Trusting Coach

On New Year’s Day Lynn, my workout buddy/marathon coach, and I ran a 5K. I am all about trying to improve. I wanted to beat my Thanksgiving 5K time, which had been a Personal Record for me. I’d lost seven pounds between Thanksgiving and New Year’s. I’ve read articles that suggest for every pound lost, one can expect to gain two seconds per mile. I’m no math whiz, but I figured I’d gain 14 seconds per mile, or 42 seconds for a 5K. But nature had other plans.

About an hour before the 5K began we were treated to rain…quite a bit of it. The streets were soaked. As Coach Lynn and I lined up to begin I mentioned my formula and how I’d planned to try to beat my prior time by 42 seconds. She quickly vetoed my plan. “The roads are wet and slick. The last thing you need to do is fall and injure your knee. Your only goal is your marathon. Today is just a three mile training run.”

Lynn and I run at different paces so once the gun went off I knew I wouldn’t see her until the end of the race where she would be waiting, camera in hand. My first thought was to ignore her veto. After all, I’m not paying her to coach me, she’s doing this as a volunteer. Then I realized:

  • Lynn has run marathons before. I haven’t. Heck, she’s trained marathoners. I haven’t. She’s the expert. I’m not.
  • If Lynn was nice enough to volunteer to coach me…and I accepted her GENEROUS offer, it would be disrespectful not to listen to her.

So I ran the 5K VERY conservatively, so much so that I finished one minute and 16 seconds slower than my Thanksgiving 5K. I was mortified when I saw the results, but Lynn praised me for a job well done. Another friend of ours who ran the race commented, “It’s going to be a challenge for someone like you to follow instructions and stick with a training plan. You’re always trying to improve when that’s not necessarily the goal.”

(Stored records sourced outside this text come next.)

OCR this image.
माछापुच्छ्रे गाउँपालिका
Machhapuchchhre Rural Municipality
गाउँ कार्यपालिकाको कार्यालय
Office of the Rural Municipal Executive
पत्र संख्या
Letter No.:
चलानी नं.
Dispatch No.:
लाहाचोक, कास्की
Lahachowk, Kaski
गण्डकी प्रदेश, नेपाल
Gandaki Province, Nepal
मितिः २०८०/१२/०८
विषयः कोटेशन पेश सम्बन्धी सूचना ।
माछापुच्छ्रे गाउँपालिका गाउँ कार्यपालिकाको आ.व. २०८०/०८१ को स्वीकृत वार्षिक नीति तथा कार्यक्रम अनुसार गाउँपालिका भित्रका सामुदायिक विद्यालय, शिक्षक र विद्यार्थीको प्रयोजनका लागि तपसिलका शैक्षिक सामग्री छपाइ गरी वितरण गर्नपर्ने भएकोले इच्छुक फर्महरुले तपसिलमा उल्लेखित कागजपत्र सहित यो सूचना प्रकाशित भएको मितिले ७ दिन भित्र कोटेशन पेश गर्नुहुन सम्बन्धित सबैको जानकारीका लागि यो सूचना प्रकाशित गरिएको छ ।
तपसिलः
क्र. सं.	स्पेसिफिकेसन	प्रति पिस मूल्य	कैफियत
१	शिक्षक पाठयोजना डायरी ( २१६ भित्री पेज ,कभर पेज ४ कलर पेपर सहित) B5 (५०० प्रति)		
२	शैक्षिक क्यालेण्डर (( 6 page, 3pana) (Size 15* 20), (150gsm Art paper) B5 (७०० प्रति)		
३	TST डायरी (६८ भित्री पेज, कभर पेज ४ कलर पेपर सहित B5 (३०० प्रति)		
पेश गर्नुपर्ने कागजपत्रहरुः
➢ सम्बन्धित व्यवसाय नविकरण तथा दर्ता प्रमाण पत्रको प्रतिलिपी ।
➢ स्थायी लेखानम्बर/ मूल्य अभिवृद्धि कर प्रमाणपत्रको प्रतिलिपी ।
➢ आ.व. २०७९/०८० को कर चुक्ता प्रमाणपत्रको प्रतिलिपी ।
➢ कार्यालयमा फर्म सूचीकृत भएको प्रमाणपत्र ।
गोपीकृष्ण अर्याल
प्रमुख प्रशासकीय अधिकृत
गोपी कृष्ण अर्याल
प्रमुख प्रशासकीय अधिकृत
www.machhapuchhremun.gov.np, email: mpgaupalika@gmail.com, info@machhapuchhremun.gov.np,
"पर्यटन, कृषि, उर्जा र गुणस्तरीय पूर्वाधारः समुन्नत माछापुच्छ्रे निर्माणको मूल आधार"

Afterward I renewed my commitment that I would follow Lynn’s coaching instructions and if I want to tweak the plan I’ll do so only with her approval. I have a history of exercise bulimia, so I don’t trust myself to increase my mileage in a healthy manner without guidance. This week she and I looked at the on-line training plan I’ve selected. While official training doesn’t begin until May, Lynn agreed that for conditioning purposes I can easily handle the weekly mileage listed for Week 7. My Saturday long runs will consist of eight, 10, 12 and 14 mile rotations. (I was excited that Lynn cleared me to go ahead and do some 14 milers between now and May.)

As a certified control-freak, I know it will be difficult to place my training in the hands of someone else, even though that someone knows more than I. But  the only way I can achieve this goal is to depend on someone who’s already achieved it. I believe that’s called trust.